The RSPB reserve on the dramatic chalk sea cliffs on the Yorkshire coast north of Bridlington. A modern visitor centre is strategically placed to obscure the Public Footpath so visitors unwittingly pay the £4 entry fee. All in a good cause though but I wish it was more transparent.
Lots of sea birds flying around and clinging precariously to the rock face but I don’t think many have laid yet. At one time seabird eggs would have a valuable food resource. The practice of climming involved being lowered down on ropes to collect the eggs. This provided quite a spectacle for Victorian tourists. Other tourists would hire boats to take them under the cliffs to take pot shots at the nesting birds. Some locals were however appalled at this slaughter and campaigned against the senseless killing. This lead eventually to the Seabird Preservation Act of 1869 the first act of Parliament to protect sea birds and which was superceded by the Protection of Birds Act 1954. This act also made egg collecting illegal thereby outlawing the practice of climming.

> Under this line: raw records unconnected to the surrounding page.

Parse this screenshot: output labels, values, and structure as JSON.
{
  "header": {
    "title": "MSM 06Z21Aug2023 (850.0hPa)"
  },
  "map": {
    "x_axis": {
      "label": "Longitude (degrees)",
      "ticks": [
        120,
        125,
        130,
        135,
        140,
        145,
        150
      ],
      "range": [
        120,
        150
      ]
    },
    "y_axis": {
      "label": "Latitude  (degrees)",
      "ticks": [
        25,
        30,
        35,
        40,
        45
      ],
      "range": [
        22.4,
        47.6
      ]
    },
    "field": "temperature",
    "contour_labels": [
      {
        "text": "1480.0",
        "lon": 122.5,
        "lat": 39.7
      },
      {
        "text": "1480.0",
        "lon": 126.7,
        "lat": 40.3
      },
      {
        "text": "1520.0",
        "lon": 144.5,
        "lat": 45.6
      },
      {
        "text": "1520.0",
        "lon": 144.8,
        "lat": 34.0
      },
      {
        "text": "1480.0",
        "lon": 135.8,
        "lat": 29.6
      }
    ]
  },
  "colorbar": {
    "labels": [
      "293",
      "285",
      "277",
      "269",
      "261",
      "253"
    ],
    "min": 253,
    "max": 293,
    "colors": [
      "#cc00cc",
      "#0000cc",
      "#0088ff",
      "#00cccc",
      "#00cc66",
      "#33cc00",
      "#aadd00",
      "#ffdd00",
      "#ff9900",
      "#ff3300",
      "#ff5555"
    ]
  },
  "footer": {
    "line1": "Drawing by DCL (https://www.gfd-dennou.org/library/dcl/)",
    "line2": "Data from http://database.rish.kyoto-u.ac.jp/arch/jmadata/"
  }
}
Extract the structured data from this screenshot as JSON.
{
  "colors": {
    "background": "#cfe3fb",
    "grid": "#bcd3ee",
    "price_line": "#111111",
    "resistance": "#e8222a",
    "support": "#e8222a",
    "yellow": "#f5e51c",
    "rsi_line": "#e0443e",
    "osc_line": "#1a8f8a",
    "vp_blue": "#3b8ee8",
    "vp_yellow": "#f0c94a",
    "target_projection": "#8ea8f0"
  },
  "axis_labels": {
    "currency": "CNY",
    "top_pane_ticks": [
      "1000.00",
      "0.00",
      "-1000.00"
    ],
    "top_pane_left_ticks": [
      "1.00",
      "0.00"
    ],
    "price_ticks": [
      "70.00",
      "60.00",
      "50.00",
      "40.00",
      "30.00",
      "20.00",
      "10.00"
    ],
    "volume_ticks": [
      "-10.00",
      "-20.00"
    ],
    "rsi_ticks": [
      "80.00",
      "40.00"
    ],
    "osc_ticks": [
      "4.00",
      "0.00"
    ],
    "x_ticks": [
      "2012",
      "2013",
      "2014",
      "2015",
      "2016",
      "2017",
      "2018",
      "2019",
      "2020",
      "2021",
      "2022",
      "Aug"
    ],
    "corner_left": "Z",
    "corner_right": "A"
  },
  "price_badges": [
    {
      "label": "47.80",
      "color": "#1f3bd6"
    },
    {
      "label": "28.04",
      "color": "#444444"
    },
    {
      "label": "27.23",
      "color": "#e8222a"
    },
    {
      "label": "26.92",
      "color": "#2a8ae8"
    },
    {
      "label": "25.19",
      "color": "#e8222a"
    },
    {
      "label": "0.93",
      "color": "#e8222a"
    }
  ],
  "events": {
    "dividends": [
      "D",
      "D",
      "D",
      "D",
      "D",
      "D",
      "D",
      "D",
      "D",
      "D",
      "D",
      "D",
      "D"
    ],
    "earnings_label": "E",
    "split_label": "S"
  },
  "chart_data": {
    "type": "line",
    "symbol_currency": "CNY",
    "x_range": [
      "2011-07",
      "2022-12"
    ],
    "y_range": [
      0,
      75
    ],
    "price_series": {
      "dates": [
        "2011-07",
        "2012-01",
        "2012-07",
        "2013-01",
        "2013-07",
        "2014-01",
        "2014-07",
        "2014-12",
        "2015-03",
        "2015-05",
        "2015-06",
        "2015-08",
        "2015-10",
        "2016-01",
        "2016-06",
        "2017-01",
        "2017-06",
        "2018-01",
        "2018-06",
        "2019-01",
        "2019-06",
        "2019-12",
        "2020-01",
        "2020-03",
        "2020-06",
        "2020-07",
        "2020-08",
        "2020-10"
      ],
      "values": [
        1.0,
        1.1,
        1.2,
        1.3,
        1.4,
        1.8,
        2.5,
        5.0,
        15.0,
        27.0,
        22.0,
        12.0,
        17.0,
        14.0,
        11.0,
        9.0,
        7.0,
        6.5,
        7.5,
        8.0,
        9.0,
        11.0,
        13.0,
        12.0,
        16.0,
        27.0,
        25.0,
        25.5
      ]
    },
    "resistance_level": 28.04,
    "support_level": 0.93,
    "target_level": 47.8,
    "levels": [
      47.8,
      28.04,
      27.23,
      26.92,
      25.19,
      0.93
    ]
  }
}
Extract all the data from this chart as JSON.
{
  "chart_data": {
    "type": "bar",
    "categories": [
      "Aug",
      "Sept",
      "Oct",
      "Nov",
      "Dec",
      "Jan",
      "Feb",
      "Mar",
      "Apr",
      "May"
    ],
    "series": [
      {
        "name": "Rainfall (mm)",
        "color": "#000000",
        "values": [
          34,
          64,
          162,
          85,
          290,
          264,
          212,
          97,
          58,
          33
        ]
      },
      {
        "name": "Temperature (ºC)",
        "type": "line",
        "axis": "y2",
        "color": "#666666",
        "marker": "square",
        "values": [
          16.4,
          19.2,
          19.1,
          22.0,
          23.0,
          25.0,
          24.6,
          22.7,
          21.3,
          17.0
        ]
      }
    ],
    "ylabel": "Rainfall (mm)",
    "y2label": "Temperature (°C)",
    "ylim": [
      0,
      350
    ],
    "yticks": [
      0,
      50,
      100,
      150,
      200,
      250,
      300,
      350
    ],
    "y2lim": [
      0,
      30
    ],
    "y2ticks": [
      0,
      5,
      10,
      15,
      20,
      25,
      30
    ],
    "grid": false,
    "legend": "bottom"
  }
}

The end of a promontory, 1.5km long, protruding into the North Sea. The headland, Carr Naze, has attracted humans for thousands of years. Prehistoric flint tools have been found and the remains of a Roman watchtower. It is estimated the watchtower was 20m square and stood on a neck of land now a mere 3m wide. Such is the amount of erosion that has occured over the last two millenia.
I can’t believe it’s a year since the Tour de Yorkshire came through my village of Great Ayton. A bit further to travel this year but a pleasant ride along the Esk Valley to Robin Hood’s Bay. A tremendous atmosphere on the Cote de Robin Hood’s Bay, a 1.5km climb at 10.3%. Four or five riders had broken away, this is le peloton nearing the summit of Brow Top. I found out later watching the highlights on the tele there was a mega crash in Scarborough. I hope no one has been seriously injured.
The great scar of the alum workings on Carlton Bank, just beginning to regenerate but still large areas are sterile. In the distance across the yellow fields of rapeseed Roseberry can be seen, just a pimple on the horizon. The alum works date from 1680 and operated for almost 100 years until the price of alum became too low for the operation to be feasible. In the 19th century the area underwent a second major disturbance with jet mining. Nevertheless in 1997, prior to stabilisation work on the slope, an archaeological dig found the remains of steeping pits, cisterns and troughs. These were backfilled as a means of protecting the remains.
One of my DoE students asked me at the weekend where my favourite place to walk is. I replied with some naff comment that it was the last place I walked. But it got me thinking. For sure I live for the moment of where I happen to be but to return to my home hills after a spell away is particularly comforting and warm even when being battered by a wintry April shower.
The Australian Aboriginals and the Native American Indians both have their scared places. Such do not seem to appear in the British psyche; or perhaps they did long, long ago but have since been built on by churches, henges and tumuli. The Swedes have a nice idea, a personal special place: smultronställe which literally translates as “a place of wild strawberries”, I like that concept, an idyll to return to for solace and relaxation, where stress or sadness evaporate.
Now where is my smultonställe?
The north wind doth blow and we shall have snow so forecasted the Met Office. I thought they were being their usual pessimistic selves but there were patches of snow in the plantations around Cringle Moor this evening. In a breathing space between the April showers the last of the sun picks out the fields of rapeseed.
Thurkilsti, or Thurkill’s hill road as mentioned in Walter Espec’s grant of land to Rievaulx Abbey in 1145. An ancient route across the moors from Welburn and Skiplam descending here down Turkey Nab on its way to Ingleby Greenhow and Stokesley. The route is now classified as a Byway Open to All Traffic which makes it very popular with off road vehicles.
The wall corner is named as Park Corner on old Ordnance Survey maps, the corner of Park Plantation. The blip on the horizon is Roseberry Topping, mostly hidden behind Easby Moor.